Study lead author Dr. Nia Heard-Garris is a pediatrician at Ann & Robert H. Lurie Children’s Hospital of Chicago and an instructor of Pediatrics at Northwestern University Feinberg School of Medicine.
“This is a particularly vulnerable and understudied population. Incarceration impacts families across generations, and youth who had a parent in jail or prison more often find themselves in the juvenile justice system,” said Dr. Heard-Garris. “Young adults with histories of both juvenile incarceration and parental incarceration as children had a strong association with poor mental health outcomes in young adulthood.”
In the United States, five million children have had a parent incarcerated. These kids are estimated to have triple the rate of involvement in the juvenile justice system compared to children with no history of parental incarceration.
The researchers used data from the National Longitudinal Study of Adolescent Health to Adult Health to investigate the mental health outcomes of children exposed to both parental incarceration and the juvenile justice system.
“Our analyses highlight that a history of both parental incarceration and juvenile justice involvement occurs for 1 out of every 100 U.S. children overall and is disproportionately more common among youth of color,” said Dr. Heard-Garris.
However, the researchers determined that children with dual incarceration exposure had an increased likelihood of developing mental health issues regardless of race, or any other relevant factors like age and family structure.
In addition, the poor mental health outcomes associated with a history of parental incarceration or juvenile justice involvement were found to occur independently of one another.

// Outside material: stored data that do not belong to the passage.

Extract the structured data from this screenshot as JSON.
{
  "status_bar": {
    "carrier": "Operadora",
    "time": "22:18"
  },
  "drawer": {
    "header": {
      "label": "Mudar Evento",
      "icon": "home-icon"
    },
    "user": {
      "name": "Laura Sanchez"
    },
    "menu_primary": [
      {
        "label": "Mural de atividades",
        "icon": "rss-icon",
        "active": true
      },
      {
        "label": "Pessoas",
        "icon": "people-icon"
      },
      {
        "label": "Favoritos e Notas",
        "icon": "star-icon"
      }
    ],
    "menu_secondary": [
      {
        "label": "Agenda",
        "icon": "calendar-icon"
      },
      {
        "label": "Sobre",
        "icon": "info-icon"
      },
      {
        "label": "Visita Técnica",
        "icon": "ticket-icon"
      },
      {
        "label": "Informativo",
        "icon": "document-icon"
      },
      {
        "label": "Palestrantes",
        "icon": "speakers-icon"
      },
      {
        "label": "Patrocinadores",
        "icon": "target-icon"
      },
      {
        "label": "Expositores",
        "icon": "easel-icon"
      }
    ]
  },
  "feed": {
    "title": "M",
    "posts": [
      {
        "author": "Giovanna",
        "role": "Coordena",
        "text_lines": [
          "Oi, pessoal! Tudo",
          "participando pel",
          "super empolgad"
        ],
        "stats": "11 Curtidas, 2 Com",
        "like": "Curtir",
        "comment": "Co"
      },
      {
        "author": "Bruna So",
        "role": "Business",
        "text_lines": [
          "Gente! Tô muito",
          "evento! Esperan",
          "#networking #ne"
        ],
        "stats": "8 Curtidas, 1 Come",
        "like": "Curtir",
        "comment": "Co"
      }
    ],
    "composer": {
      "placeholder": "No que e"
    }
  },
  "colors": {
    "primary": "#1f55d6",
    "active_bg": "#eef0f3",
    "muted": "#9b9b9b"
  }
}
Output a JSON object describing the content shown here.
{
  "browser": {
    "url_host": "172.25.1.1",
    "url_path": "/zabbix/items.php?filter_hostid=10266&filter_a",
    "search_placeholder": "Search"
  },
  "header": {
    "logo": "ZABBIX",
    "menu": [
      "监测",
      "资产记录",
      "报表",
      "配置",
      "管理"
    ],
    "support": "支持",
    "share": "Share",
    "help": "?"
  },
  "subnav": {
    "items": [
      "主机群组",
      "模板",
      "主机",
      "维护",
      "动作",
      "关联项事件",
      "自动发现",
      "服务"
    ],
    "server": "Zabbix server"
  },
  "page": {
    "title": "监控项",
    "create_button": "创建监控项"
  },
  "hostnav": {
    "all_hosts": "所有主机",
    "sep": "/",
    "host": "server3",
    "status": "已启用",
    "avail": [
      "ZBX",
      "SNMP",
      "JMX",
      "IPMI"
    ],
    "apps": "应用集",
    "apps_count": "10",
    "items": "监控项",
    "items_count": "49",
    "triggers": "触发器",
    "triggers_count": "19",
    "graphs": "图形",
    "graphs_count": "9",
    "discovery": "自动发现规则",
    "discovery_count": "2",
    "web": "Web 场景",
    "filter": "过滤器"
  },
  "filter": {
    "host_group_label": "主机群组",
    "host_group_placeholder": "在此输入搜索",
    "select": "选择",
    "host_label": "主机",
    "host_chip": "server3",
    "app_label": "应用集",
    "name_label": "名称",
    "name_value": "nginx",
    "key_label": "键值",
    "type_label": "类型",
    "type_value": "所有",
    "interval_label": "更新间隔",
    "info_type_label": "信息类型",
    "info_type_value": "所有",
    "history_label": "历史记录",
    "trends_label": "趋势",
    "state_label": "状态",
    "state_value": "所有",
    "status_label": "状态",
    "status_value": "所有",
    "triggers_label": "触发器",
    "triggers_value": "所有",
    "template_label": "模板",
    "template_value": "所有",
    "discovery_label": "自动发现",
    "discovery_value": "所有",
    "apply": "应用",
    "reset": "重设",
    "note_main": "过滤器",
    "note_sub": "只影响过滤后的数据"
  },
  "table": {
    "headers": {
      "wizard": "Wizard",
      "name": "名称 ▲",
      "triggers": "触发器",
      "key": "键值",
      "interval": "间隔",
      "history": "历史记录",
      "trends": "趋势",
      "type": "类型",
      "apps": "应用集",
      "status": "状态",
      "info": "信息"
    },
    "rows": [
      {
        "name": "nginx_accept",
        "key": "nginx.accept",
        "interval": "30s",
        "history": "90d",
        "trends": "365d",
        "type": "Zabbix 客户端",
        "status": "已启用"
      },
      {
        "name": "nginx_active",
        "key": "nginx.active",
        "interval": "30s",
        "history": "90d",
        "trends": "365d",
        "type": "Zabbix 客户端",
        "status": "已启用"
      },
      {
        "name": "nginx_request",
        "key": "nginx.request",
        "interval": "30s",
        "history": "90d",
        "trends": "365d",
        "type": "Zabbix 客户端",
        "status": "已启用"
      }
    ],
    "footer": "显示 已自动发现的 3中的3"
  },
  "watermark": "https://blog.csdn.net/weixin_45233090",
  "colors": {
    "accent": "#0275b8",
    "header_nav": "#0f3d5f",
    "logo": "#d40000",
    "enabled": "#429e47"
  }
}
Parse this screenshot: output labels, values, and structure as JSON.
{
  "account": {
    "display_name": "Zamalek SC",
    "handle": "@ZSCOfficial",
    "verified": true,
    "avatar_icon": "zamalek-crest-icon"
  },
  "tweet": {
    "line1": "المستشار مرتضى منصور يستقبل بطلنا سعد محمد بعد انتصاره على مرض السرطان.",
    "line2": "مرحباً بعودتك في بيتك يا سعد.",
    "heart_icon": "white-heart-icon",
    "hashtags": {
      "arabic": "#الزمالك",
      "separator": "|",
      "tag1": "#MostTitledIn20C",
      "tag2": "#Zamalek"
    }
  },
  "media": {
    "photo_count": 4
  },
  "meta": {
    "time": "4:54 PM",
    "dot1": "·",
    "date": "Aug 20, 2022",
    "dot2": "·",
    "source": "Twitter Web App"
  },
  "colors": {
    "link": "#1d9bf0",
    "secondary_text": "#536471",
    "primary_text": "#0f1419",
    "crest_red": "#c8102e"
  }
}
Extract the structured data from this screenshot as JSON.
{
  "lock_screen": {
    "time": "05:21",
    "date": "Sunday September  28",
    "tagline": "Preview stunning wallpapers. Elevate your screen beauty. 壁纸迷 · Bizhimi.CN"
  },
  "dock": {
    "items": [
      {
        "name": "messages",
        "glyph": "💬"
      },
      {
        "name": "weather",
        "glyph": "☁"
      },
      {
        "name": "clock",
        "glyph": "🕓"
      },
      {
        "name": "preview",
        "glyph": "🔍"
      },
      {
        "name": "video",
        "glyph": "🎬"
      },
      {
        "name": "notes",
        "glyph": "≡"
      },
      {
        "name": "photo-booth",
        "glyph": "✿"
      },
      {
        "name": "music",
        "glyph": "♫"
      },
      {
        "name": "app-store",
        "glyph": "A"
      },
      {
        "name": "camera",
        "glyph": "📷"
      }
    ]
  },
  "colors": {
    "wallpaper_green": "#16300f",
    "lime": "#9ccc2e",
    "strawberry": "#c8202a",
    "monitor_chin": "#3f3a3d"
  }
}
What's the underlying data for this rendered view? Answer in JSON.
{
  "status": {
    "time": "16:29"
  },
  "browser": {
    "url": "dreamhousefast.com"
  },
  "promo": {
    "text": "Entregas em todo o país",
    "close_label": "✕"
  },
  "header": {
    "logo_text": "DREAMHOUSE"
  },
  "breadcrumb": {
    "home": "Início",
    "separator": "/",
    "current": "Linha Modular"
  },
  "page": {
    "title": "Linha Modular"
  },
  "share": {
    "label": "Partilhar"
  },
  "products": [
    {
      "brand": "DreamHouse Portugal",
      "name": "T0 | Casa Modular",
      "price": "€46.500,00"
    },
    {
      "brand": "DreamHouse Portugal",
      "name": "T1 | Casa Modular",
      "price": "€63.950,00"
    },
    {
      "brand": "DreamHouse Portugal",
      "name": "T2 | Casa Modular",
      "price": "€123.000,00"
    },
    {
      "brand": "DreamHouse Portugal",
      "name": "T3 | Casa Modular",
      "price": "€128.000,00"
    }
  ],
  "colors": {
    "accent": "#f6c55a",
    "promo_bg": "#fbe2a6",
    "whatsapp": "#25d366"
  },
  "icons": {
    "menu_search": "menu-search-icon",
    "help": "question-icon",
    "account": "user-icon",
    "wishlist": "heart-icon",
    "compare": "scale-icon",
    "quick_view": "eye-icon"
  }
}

“Currently parental incarceration is considered an adverse childhood experience, but juvenile justice involvement is not,” said Dr. Heard-Garris. “Given the increased risk for poor mental health outcomes we found in our study, perhaps we should also consider juvenile justice involvement an adverse childhood experience and start screening youth for any incarceration exposure during typical healthcare visits. This would allow us to further support vulnerable patients by connecting them with appropriate resources.”
The study is published in JAMA Network Open.